Most of you probably don’t remember July 17, 1982, as well as I do, but it probably wasn’t as important to you as it was to me. I woke up that morning with a bit of a hangover after a night of revelry at Joe T. Garcia’s in downtown Fort Worth. After supper, I spent what was left of the night at my uncle’s house in East Arlington with five of my closest friends. We didn’t sleep much.
By mid-morning we started to roll out of our beds, had a huge breakfast, and spent the better part of the day hanging out in the Texas sun drinking beer by my uncle’s pool. About 4:30 p.m. we grilled up some burgers. After eating we went in to take showers and change into our “monkey suits.”
We arrived at the church around 6:30p.m. and hung around the offices while the rest of our party prepared. I have to admit that I was a little nervous. My life was fixing to change forever.
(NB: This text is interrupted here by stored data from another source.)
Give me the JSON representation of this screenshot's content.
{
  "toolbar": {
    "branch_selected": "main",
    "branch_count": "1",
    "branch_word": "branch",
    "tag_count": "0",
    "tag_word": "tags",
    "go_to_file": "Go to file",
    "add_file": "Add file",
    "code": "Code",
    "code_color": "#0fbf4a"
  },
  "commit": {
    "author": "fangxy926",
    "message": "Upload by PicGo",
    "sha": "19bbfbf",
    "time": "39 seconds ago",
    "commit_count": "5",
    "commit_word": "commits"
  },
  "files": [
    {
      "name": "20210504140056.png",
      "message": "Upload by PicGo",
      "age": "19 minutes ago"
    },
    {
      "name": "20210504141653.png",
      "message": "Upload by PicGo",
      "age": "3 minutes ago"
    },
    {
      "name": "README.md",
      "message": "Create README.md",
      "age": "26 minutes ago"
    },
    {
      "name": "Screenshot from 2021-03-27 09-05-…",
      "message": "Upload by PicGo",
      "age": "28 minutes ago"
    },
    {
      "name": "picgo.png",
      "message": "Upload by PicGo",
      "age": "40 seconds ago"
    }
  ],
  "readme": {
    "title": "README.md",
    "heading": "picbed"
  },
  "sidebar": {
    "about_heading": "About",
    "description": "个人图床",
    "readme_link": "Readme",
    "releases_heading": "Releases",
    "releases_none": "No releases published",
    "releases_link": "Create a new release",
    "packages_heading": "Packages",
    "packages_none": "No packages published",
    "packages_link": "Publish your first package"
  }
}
A few minutes before 7:30 p.m. my best man and I took our place at the altar. The chapel was jam-packed, with my friends and family on one side, Shirlene’s on the other. Even in those days, her side was much more crowded than mine.
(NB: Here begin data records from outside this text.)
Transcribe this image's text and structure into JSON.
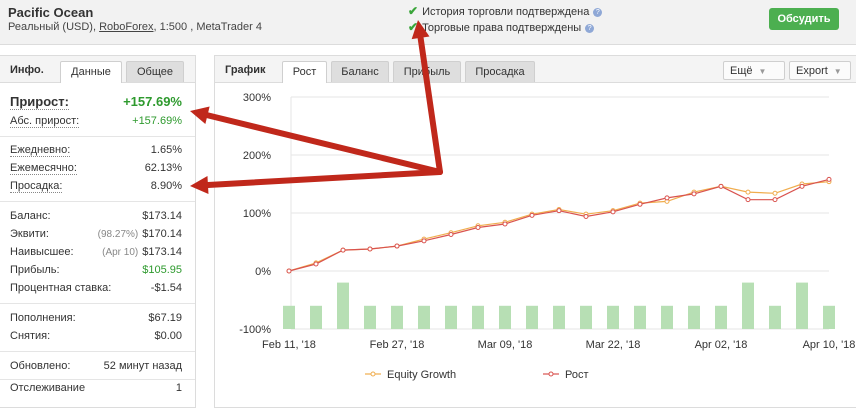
{
  "account": {
    "name": "Pacific Ocean",
    "type": "Реальный (USD),",
    "broker": "RoboForex",
    "leverage_platform": ", 1:500 , MetaTrader 4"
  },
  "verification": {
    "history": "История торговли подтверждена",
    "rights": "Торговые права подтверждены",
    "help_glyph": "?"
  },
  "discuss_button": "Обсудить",
  "info_panel": {
    "title": "Инфо.",
    "tabs": [
      "Данные",
      "Общее"
    ],
    "growth": {
      "label": "Прирост:",
      "value": "+157.69%"
    },
    "abs_growth": {
      "label": "Абс. прирост:",
      "value": "+157.69%"
    },
    "daily": {
      "label": "Ежедневно:",
      "value": "1.65%"
    },
    "monthly": {
      "label": "Ежемесячно:",
      "value": "62.13%"
    },
    "drawdown": {
      "label": "Просадка:",
      "value": "8.90%"
    },
    "balance": {
      "label": "Баланс:",
      "value": "$173.14"
    },
    "equity": {
      "label": "Эквити:",
      "note": "(98.27%)",
      "value": "$170.14"
    },
    "highest": {
      "label": "Наивысшее:",
      "note": "(Apr 10)",
      "value": "$173.14"
    },
    "profit": {
      "label": "Прибыль:",
      "value": "$105.95"
    },
    "interest": {
      "label": "Процентная ставка:",
      "value": "-$1.54"
    },
    "deposits": {
      "label": "Пополнения:",
      "value": "$67.19"
    },
    "withdrawals": {
      "label": "Снятия:",
      "value": "$0.00"
    },
    "updated": {
      "label": "Обновлено:",
      "value": "52 минут назад"
    },
    "tracking": {
      "label": "Отслеживание",
      "value": "1"
    }
  },
  "chart_panel": {
    "title": "График",
    "tabs": [
      "Рост",
      "Баланс",
      "Прибыль",
      "Просадка"
    ],
    "more_button": "Ещё",
    "export_button": "Export",
    "caret": "▼"
  },
  "colors": {
    "growth_line": "#d9534f",
    "equity_line": "#f0ad4e",
    "bars": "#b7dfb4",
    "arrow": "#c0281b",
    "accent_green": "#4caf50"
  },
  "chart_data": {
    "type": "line",
    "title": "",
    "ylim": [
      -100,
      300
    ],
    "yticks": [
      "300%",
      "200%",
      "100%",
      "0%",
      "-100%"
    ],
    "ytick_values": [
      300,
      200,
      100,
      0,
      -100
    ],
    "xticks": [
      "Feb 11, '18",
      "Feb 27, '18",
      "Mar 09, '18",
      "Mar 22, '18",
      "Apr 02, '18",
      "Apr 10, '18"
    ],
    "xtick_positions": [
      0,
      4,
      8,
      12,
      16,
      20
    ],
    "x_count": 21,
    "series": [
      {
        "name": "Equity Growth",
        "values": [
          0,
          14,
          36,
          38,
          43,
          55,
          66,
          78,
          84,
          98,
          106,
          98,
          104,
          117,
          120,
          136,
          146,
          136,
          134,
          150,
          154
        ]
      },
      {
        "name": "Рост",
        "values": [
          0,
          12,
          36,
          38,
          43,
          52,
          63,
          75,
          81,
          96,
          104,
          94,
          102,
          115,
          126,
          133,
          146,
          123,
          123,
          146,
          158
        ]
      }
    ],
    "bars": [
      -60,
      -60,
      -20,
      -60,
      -60,
      -60,
      -60,
      -60,
      -60,
      -60,
      -60,
      -60,
      -60,
      -60,
      -60,
      -60,
      -60,
      -20,
      -60,
      -20,
      -60
    ],
    "legend": [
      "Equity Growth",
      "Рост"
    ],
    "grid": true
  }
}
The music started, I took a deep breath and the procession began. Beautiful women walking next to handsome men, each taking their assigned places up front.
Suddenly, the music got really loud and the entire congregation stood up. It was my first glance at her that day, walking towards me with her dad by her side. She was without a doubt the most beautiful woman I had ever seen.
Now, I have to admit that between the day in the sun, the fatigue, the alcohol, the excitement, the nervousness and the vastness of it all, everything was kind of a blur.
I remember saying some words that we had practiced the night before, but heck I was barely 23 years old. I really had no appreciation of what was happening or the meaning behind what I was saying. I was going through the motions because that is what was expected of me.
Fast forward 40 years, and I now have a firm grip of what happened that evening:
“I, Scott, take you, Shirlene to be my wife,” an agreement to enter a committed relationship, made in front of God, our closest friends, and family.
“To have and to hold,” to stick it out with you, even when you make me angry. To listen and not give advice unless you ask for it.
“From this day forward,” we made it through the first 40 years. We probably have a shot at the next the next 40 too.
“For better, for worse,” in good times — these were easy and we have had many — and in bad — these were not as easy, but we have always worked through them. Fortunately, the bad ones have been few and far between.
“For richer, for poorer,” even when we couldn’t make the bills, you made me feel like a million bucks.
“In sickness and in health,” we have been lucky on this one so far.
“To love and to cherish,” I have loved you since the day we first met, and you are still my best friend.
“Until death do us part,” okay, this one still scares me a little bit. All I ask is that I don’t see it coming.
I guess, what I am trying to say, is that after 40 years I’d do it all over again, even though I’d know what I’m doing this time.